Ekonomi - Borsa - Hisse Senedi

Döviz Piyasası ve Faiz Artırımı

Geçen hafta dolar 4.93 TL, euro 5.74 TL’ye yükselerek yeni tarihi zirvelerine ulaştı. 7 Haziran’da Merkez Bankasından ek faiz artışı bekleyen para piyasaları yöneticilerine göre, seçime kadar oynaklık gösterebilir…

TÜRKİYE’NİN seçime hazırlandığı bugünlerde döviz kurları gündemin ilk sırasına oturdu. Son haftalarda TL karşısında art arda rekor seviyelere ulaşan kurlar geçen hafta da rekor zincirine yeni halkalar ekledi. Çarşamba günü bir ara dolar 4.93 TL’ye, euro ise 5.74 TL’ye kadar çıktı. TL’nin yılbaşından bu yana dolar karşısında yüzde 20’yi aşan değer kaybı ise uzun zamandır beklenen Merkez Bankası müdahalesini getirdi. Banka rekor kayıpların yaşandığı günün akşamı acil toplanarak uzun zamandır beklenen faiz silahını çekti. 15 dakika süren Para Politikası Kurulu toplantısının ardından Geç likidite Penceresi faizi yüzde 13.5’tan yüzde 16.5’a yükseltildi. Ancak MB’den uzun süredir bu müdahaleyi bekleyen piyasalar 300 baz puanlık yükselişe beklenen tepkiyi vermedi. Kurlardaki düşüşün istenen düzeyde gerçekleşmemesi üzerinde Merkez Bankası bir gün sonra bu kez döviz silahını da çekti ve Türk Lirası Uzlaşmalı Vadeli döviz satım ihalelerindeki alım tutarını artırdığını duyurdu.

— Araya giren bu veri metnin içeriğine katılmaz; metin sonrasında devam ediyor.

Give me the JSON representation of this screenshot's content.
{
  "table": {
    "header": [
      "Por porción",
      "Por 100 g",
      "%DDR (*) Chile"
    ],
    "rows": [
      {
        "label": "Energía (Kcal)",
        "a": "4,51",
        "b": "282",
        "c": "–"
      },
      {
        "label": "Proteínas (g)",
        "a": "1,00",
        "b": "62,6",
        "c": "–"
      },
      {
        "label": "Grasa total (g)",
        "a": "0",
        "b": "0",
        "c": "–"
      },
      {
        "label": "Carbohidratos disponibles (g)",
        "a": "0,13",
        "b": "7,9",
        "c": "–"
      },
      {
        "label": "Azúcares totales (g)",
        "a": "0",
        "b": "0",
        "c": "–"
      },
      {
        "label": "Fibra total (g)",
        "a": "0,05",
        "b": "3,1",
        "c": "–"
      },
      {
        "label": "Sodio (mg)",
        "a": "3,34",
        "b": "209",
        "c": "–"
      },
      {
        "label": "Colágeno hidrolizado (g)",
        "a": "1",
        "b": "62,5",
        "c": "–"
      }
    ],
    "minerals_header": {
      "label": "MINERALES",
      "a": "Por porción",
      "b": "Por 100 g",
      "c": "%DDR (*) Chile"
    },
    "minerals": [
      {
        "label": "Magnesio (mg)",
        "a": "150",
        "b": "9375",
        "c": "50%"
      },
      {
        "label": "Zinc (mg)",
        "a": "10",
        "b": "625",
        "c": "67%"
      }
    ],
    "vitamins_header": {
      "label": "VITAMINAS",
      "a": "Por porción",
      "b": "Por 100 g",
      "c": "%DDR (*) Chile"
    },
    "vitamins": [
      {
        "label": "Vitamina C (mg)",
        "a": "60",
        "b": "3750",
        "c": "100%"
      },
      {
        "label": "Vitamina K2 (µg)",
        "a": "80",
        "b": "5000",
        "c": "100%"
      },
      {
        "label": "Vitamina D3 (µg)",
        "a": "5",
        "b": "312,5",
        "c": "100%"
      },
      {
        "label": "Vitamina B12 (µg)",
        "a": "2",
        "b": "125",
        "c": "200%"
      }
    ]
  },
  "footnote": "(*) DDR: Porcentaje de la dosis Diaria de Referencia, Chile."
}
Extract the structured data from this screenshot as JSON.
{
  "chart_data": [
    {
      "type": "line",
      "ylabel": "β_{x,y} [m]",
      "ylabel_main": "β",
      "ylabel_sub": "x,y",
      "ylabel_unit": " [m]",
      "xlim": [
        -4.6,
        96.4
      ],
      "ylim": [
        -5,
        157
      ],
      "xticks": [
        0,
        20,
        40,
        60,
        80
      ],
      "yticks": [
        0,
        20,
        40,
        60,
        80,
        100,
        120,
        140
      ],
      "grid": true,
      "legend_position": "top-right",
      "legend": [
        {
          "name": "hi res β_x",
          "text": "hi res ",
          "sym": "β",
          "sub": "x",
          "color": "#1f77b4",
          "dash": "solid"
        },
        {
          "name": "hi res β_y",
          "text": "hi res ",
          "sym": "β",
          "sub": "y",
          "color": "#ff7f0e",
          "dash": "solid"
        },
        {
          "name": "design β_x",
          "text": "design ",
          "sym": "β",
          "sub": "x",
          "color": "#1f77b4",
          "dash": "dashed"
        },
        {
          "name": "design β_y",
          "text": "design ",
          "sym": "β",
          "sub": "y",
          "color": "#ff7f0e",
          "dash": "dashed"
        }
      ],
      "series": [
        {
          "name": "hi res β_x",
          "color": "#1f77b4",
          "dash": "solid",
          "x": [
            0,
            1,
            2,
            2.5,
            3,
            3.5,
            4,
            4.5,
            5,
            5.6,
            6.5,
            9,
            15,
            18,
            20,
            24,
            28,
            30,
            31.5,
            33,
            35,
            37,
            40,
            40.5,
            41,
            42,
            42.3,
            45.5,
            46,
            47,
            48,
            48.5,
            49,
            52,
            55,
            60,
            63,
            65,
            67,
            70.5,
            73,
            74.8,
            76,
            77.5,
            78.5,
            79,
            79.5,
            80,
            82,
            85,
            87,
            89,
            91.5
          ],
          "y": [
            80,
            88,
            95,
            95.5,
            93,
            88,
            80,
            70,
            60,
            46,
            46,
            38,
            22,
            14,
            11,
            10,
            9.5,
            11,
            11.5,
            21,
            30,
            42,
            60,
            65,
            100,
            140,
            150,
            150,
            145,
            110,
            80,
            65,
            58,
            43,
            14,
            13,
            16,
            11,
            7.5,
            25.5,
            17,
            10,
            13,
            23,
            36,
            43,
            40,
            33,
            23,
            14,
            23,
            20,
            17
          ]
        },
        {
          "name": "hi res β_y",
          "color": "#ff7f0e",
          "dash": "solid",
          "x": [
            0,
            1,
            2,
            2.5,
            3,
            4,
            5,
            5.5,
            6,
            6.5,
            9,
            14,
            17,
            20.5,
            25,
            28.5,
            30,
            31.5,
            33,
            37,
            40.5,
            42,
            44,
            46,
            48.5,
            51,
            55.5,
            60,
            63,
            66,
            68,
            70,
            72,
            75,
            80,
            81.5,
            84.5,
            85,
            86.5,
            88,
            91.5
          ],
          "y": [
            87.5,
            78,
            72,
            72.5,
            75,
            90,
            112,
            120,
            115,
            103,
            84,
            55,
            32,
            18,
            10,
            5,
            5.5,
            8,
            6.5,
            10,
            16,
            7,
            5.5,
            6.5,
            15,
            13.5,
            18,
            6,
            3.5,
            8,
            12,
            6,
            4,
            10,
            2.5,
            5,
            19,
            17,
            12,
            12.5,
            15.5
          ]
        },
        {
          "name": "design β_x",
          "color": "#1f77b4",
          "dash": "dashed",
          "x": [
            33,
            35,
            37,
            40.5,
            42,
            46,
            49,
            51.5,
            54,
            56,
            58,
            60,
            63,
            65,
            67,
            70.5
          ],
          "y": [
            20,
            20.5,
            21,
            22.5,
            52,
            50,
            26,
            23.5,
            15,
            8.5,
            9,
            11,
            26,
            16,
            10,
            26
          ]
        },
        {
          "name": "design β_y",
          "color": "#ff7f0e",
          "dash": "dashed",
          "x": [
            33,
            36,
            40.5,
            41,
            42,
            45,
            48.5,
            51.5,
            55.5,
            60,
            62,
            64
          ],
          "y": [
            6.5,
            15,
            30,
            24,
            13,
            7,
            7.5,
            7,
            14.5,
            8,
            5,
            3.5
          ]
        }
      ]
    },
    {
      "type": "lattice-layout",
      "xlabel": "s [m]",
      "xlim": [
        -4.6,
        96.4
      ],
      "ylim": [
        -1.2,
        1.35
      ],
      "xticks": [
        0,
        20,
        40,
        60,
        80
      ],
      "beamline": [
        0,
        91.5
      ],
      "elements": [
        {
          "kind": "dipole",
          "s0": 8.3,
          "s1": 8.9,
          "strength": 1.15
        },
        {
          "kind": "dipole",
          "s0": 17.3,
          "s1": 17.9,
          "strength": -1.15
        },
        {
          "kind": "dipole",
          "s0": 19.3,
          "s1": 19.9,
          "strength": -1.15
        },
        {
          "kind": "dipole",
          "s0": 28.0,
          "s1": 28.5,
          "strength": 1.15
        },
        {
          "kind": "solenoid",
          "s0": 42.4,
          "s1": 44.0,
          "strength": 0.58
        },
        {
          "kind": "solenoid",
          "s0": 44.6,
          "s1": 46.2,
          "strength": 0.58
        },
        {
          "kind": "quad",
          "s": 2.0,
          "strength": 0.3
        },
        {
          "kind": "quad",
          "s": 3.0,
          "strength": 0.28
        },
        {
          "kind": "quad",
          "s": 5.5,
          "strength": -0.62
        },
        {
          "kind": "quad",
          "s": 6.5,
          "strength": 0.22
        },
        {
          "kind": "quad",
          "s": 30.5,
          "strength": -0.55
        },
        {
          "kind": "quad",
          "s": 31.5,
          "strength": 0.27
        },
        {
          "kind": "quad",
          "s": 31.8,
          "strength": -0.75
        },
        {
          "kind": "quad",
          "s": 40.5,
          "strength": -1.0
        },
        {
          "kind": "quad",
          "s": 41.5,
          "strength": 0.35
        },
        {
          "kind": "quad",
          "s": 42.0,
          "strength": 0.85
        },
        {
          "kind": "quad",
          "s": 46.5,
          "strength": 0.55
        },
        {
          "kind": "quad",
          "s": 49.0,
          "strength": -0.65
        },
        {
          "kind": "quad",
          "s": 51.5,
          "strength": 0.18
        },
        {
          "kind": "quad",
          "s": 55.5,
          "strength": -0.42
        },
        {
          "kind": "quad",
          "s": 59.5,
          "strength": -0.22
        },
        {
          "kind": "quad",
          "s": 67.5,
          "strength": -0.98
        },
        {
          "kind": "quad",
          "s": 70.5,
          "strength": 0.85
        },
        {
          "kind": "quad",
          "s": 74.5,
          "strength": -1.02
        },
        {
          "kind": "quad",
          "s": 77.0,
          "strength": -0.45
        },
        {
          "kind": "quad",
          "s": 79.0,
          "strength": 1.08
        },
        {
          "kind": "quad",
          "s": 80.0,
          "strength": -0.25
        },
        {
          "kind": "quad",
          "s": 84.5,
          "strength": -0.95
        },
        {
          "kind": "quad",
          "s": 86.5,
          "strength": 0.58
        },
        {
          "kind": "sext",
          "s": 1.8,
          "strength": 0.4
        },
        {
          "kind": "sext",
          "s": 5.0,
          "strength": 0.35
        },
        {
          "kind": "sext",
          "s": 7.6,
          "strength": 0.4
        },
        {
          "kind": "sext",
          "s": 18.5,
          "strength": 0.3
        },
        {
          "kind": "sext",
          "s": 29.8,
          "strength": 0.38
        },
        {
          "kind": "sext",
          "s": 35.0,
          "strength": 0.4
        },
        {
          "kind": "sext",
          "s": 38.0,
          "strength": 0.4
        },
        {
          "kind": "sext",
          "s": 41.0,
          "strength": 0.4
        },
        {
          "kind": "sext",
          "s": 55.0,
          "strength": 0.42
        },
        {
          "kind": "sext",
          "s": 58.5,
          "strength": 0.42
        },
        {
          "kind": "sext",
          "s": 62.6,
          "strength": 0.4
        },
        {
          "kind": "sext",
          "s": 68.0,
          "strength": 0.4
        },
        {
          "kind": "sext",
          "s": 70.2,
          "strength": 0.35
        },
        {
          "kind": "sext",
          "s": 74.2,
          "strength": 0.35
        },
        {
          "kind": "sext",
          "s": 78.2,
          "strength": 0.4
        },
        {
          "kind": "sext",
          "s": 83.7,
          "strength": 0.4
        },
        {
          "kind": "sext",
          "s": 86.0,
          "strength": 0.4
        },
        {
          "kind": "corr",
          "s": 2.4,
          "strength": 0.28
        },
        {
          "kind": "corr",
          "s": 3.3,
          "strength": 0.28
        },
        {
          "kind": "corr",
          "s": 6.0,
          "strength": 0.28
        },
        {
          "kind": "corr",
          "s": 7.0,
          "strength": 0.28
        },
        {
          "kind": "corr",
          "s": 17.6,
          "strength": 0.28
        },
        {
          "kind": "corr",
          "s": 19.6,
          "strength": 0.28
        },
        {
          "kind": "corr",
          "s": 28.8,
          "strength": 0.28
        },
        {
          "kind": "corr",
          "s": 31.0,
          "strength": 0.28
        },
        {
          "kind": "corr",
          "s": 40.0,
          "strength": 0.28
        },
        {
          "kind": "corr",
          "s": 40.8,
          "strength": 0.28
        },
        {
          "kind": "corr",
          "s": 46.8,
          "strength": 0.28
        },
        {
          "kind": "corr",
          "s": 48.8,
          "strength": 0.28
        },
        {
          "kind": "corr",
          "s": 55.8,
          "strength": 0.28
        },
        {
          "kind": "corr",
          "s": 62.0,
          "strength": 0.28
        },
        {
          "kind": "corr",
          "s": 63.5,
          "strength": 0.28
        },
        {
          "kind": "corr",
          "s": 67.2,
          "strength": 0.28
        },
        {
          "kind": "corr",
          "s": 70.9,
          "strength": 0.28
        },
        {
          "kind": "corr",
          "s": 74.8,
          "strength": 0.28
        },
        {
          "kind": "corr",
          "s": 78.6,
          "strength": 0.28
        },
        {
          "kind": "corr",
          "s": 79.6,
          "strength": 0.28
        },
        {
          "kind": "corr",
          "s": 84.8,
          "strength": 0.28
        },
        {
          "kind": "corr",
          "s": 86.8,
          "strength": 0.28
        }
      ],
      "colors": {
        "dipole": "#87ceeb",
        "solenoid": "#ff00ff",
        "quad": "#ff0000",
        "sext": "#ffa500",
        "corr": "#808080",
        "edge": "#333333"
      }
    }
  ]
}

Merkez Bankası’nın geçen hafta hem TL, hem de döviz silahını çekmesi piyasa oyuncuları tarafından olumlu karşılandı. Ancak bu aynı zamanda yeni faiz artırımı beklentilerini de körükledi.

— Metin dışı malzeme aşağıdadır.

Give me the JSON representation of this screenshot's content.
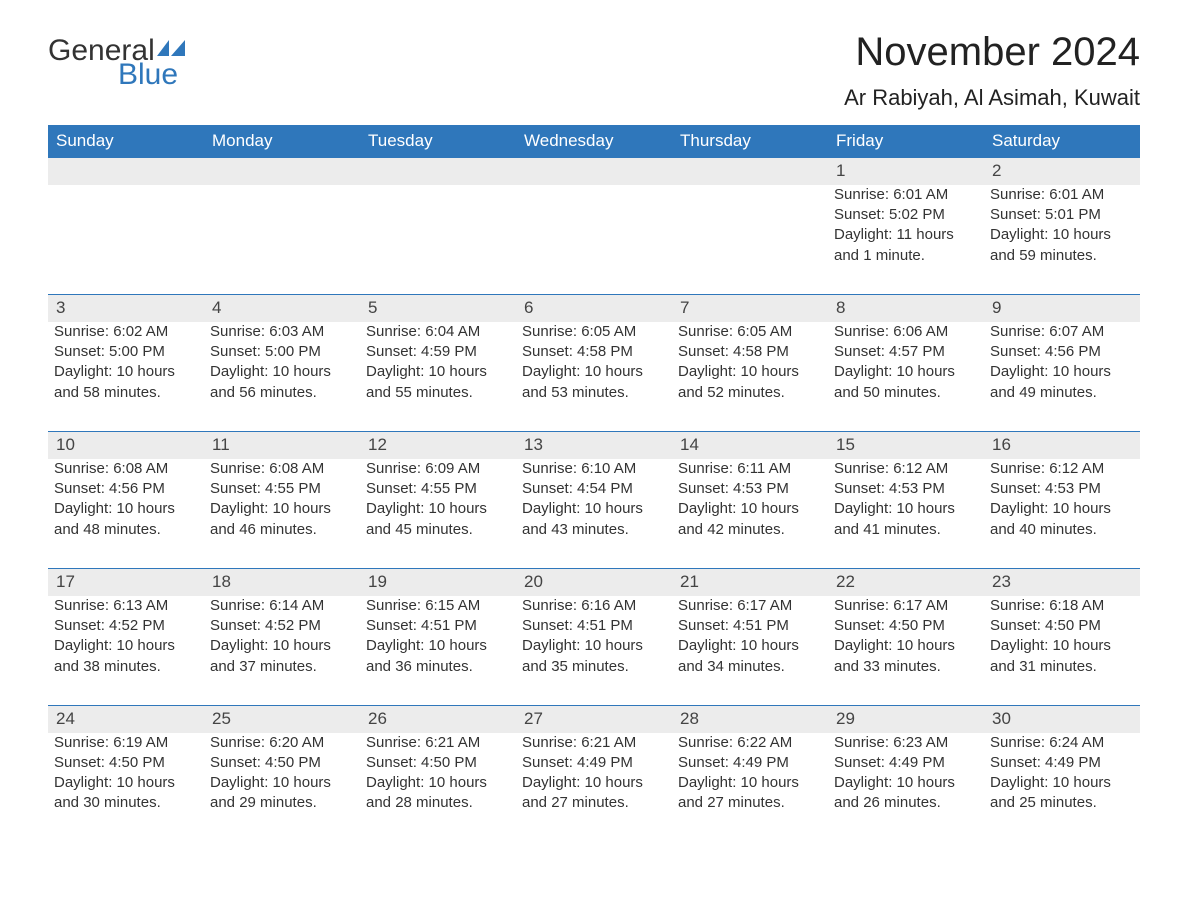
{
  "logo": {
    "text1": "General",
    "text2": "Blue",
    "flag_color": "#2f77bb"
  },
  "title": "November 2024",
  "location": "Ar Rabiyah, Al Asimah, Kuwait",
  "colors": {
    "header_bg": "#2f77bb",
    "header_text": "#ffffff",
    "daynum_bg": "#ececec",
    "daynum_border": "#2f77bb",
    "body_text": "#333333",
    "page_bg": "#ffffff"
  },
  "typography": {
    "title_fontsize": 40,
    "location_fontsize": 22,
    "header_fontsize": 17,
    "daynum_fontsize": 17,
    "cell_fontsize": 15,
    "font_family": "Arial"
  },
  "layout": {
    "columns": 7,
    "rows": 5
  },
  "weekdays": [
    "Sunday",
    "Monday",
    "Tuesday",
    "Wednesday",
    "Thursday",
    "Friday",
    "Saturday"
  ],
  "labels": {
    "sunrise": "Sunrise:",
    "sunset": "Sunset:",
    "daylight": "Daylight:"
  },
  "weeks": [
    [
      null,
      null,
      null,
      null,
      null,
      {
        "day": "1",
        "sunrise": "6:01 AM",
        "sunset": "5:02 PM",
        "daylight": "11 hours and 1 minute."
      },
      {
        "day": "2",
        "sunrise": "6:01 AM",
        "sunset": "5:01 PM",
        "daylight": "10 hours and 59 minutes."
      }
    ],
    [
      {
        "day": "3",
        "sunrise": "6:02 AM",
        "sunset": "5:00 PM",
        "daylight": "10 hours and 58 minutes."
      },
      {
        "day": "4",
        "sunrise": "6:03 AM",
        "sunset": "5:00 PM",
        "daylight": "10 hours and 56 minutes."
      },
      {
        "day": "5",
        "sunrise": "6:04 AM",
        "sunset": "4:59 PM",
        "daylight": "10 hours and 55 minutes."
      },
      {
        "day": "6",
        "sunrise": "6:05 AM",
        "sunset": "4:58 PM",
        "daylight": "10 hours and 53 minutes."
      },
      {
        "day": "7",
        "sunrise": "6:05 AM",
        "sunset": "4:58 PM",
        "daylight": "10 hours and 52 minutes."
      },
      {
        "day": "8",
        "sunrise": "6:06 AM",
        "sunset": "4:57 PM",
        "daylight": "10 hours and 50 minutes."
      },
      {
        "day": "9",
        "sunrise": "6:07 AM",
        "sunset": "4:56 PM",
        "daylight": "10 hours and 49 minutes."
      }
    ],
    [
      {
        "day": "10",
        "sunrise": "6:08 AM",
        "sunset": "4:56 PM",
        "daylight": "10 hours and 48 minutes."
      },
      {
        "day": "11",
        "sunrise": "6:08 AM",
        "sunset": "4:55 PM",
        "daylight": "10 hours and 46 minutes."
      },
      {
        "day": "12",
        "sunrise": "6:09 AM",
        "sunset": "4:55 PM",
        "daylight": "10 hours and 45 minutes."
      },
      {
        "day": "13",
        "sunrise": "6:10 AM",
        "sunset": "4:54 PM",
        "daylight": "10 hours and 43 minutes."
      },
      {
        "day": "14",
        "sunrise": "6:11 AM",
        "sunset": "4:53 PM",
        "daylight": "10 hours and 42 minutes."
      },
      {
        "day": "15",
        "sunrise": "6:12 AM",
        "sunset": "4:53 PM",
        "daylight": "10 hours and 41 minutes."
      },
      {
        "day": "16",
        "sunrise": "6:12 AM",
        "sunset": "4:53 PM",
        "daylight": "10 hours and 40 minutes."
      }
    ],
    [
      {
        "day": "17",
        "sunrise": "6:13 AM",
        "sunset": "4:52 PM",
        "daylight": "10 hours and 38 minutes."
      },
      {
        "day": "18",
        "sunrise": "6:14 AM",
        "sunset": "4:52 PM",
        "daylight": "10 hours and 37 minutes."
      },
      {
        "day": "19",
        "sunrise": "6:15 AM",
        "sunset": "4:51 PM",
        "daylight": "10 hours and 36 minutes."
      },
      {
        "day": "20",
        "sunrise": "6:16 AM",
        "sunset": "4:51 PM",
        "daylight": "10 hours and 35 minutes."
      },
      {
        "day": "21",
        "sunrise": "6:17 AM",
        "sunset": "4:51 PM",
        "daylight": "10 hours and 34 minutes."
      },
      {
        "day": "22",
        "sunrise": "6:17 AM",
        "sunset": "4:50 PM",
        "daylight": "10 hours and 33 minutes."
      },
      {
        "day": "23",
        "sunrise": "6:18 AM",
        "sunset": "4:50 PM",
        "daylight": "10 hours and 31 minutes."
      }
    ],
    [
      {
        "day": "24",
        "sunrise": "6:19 AM",
        "sunset": "4:50 PM",
        "daylight": "10 hours and 30 minutes."
      },
      {
        "day": "25",
        "sunrise": "6:20 AM",
        "sunset": "4:50 PM",
        "daylight": "10 hours and 29 minutes."
      },
      {
        "day": "26",
        "sunrise": "6:21 AM",
        "sunset": "4:50 PM",
        "daylight": "10 hours and 28 minutes."
      },
      {
        "day": "27",
        "sunrise": "6:21 AM",
        "sunset": "4:49 PM",
        "daylight": "10 hours and 27 minutes."
      },
      {
        "day": "28",
        "sunrise": "6:22 AM",
        "sunset": "4:49 PM",
        "daylight": "10 hours and 27 minutes."
      },
      {
        "day": "29",
        "sunrise": "6:23 AM",
        "sunset": "4:49 PM",
        "daylight": "10 hours and 26 minutes."
      },
      {
        "day": "30",
        "sunrise": "6:24 AM",
        "sunset": "4:49 PM",
        "daylight": "10 hours and 25 minutes."
      }
    ]
  ]
}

Para yöneticileri Merkez Bankası’nın 7 Haziran’da da benzer bir faiz artırımı yapacağı beklentisini satın almaya başladılar. Piyasadaki genel görüş ise 24 Haziran’daki seçime kadar kurlardaki bugünkü yüksek seviyelerin korunacağı yönünde.

“TL’NİN KADERİ PPK’DA”

întegral Yatırım Araştırma Direktörü Tuncay Turşucu, 7 Haziran’da yapılacak olan Para Politikası Kurulu (PPK) toplantısının piyasalar açısından önemli olacağı görüşünde. Merkez Bankası’nın geçen hafta faizleri artırarak piyasanın soluklanmasına zaman tanıdığını söyleyen Turşucu, “İşte bu noktada 7 Haziran PPK toplantısı daha da önem kazandı.

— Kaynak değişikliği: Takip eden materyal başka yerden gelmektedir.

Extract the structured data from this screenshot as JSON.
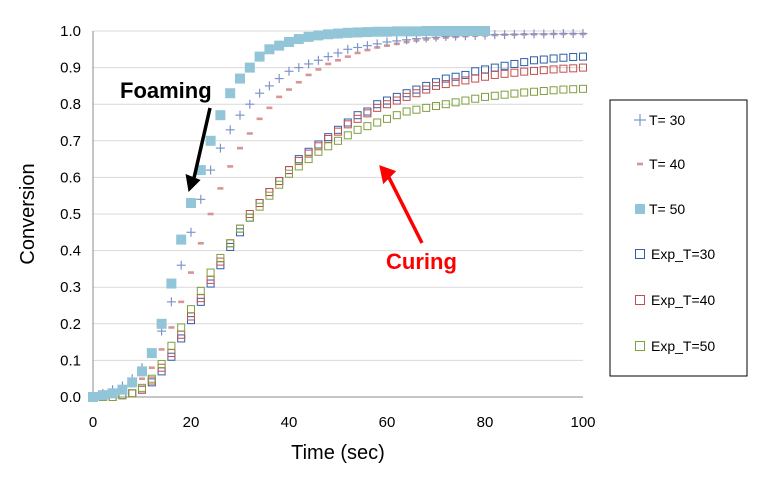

Çünkü kurdaki faiz artımı sonrası oynaklığına baktığımızda Haziran toplantısında da faizlere ilişkin düzenleme beklentisi bulunuyor. Bu nedenle toplantıya kadar olan süreçte oluşacak beklenti fiyatlamaları ile toplantı sonrasındaki kur seviyesi seçime kadarki süreç açısında önemli olacak. Merkez Bankası’nın piyasalarla daha fazla iletişimde olduğu bir düzen kurulması halinde kurdaki dalgalanma daha da sakinleşebilir” dedi.

Turşucu yine de Merkez Bankası’nm önümüzdeki Haziran toplantısındaki tavrının Türk Lirası’nın kaderini belirleyeceği görüşünde. Buna bağlı olarak seçime kadarki süreçte yeni bir rekor seviyesi gelmemesi halinde dolar kurunun 4.54-4.85 bandında dalgalı bir seyir izleyeceği öngörüsünde bulunan Turşucu, kura ilişkin şu tahminde bulunuyor:

“Diğer yandan euro/TL için euro’nun dolar karşısındaki seyri de önemli olacak. Küresel şartlar doların yanında olmaya devam ediyor. Bu nedenle euro/dolar paritesinde 1.17 seviyesinde bir tutunma çabası var. Şartların bu şekilde stabil kaldığı düşünüldüğünde euro/TL için 5.30-5.70 bant aralığı parite için beklediğimiz aralık olarak şekilleniyor.” Turşucu, kurların bu seviyelerinde faiz oranlarının da yüksek seyredeceği görüşünde. Uzun ve kısa dönemde faizlerde baskının devam ettiğini ifade eden Turşucu, “Enflasyonun yüksek seyrini koruyacağı, Hazine’nin yüklü borçlanmasını sürdüreceğini düşünürsek faizler yüksek seyrini koruyabilir” dedi.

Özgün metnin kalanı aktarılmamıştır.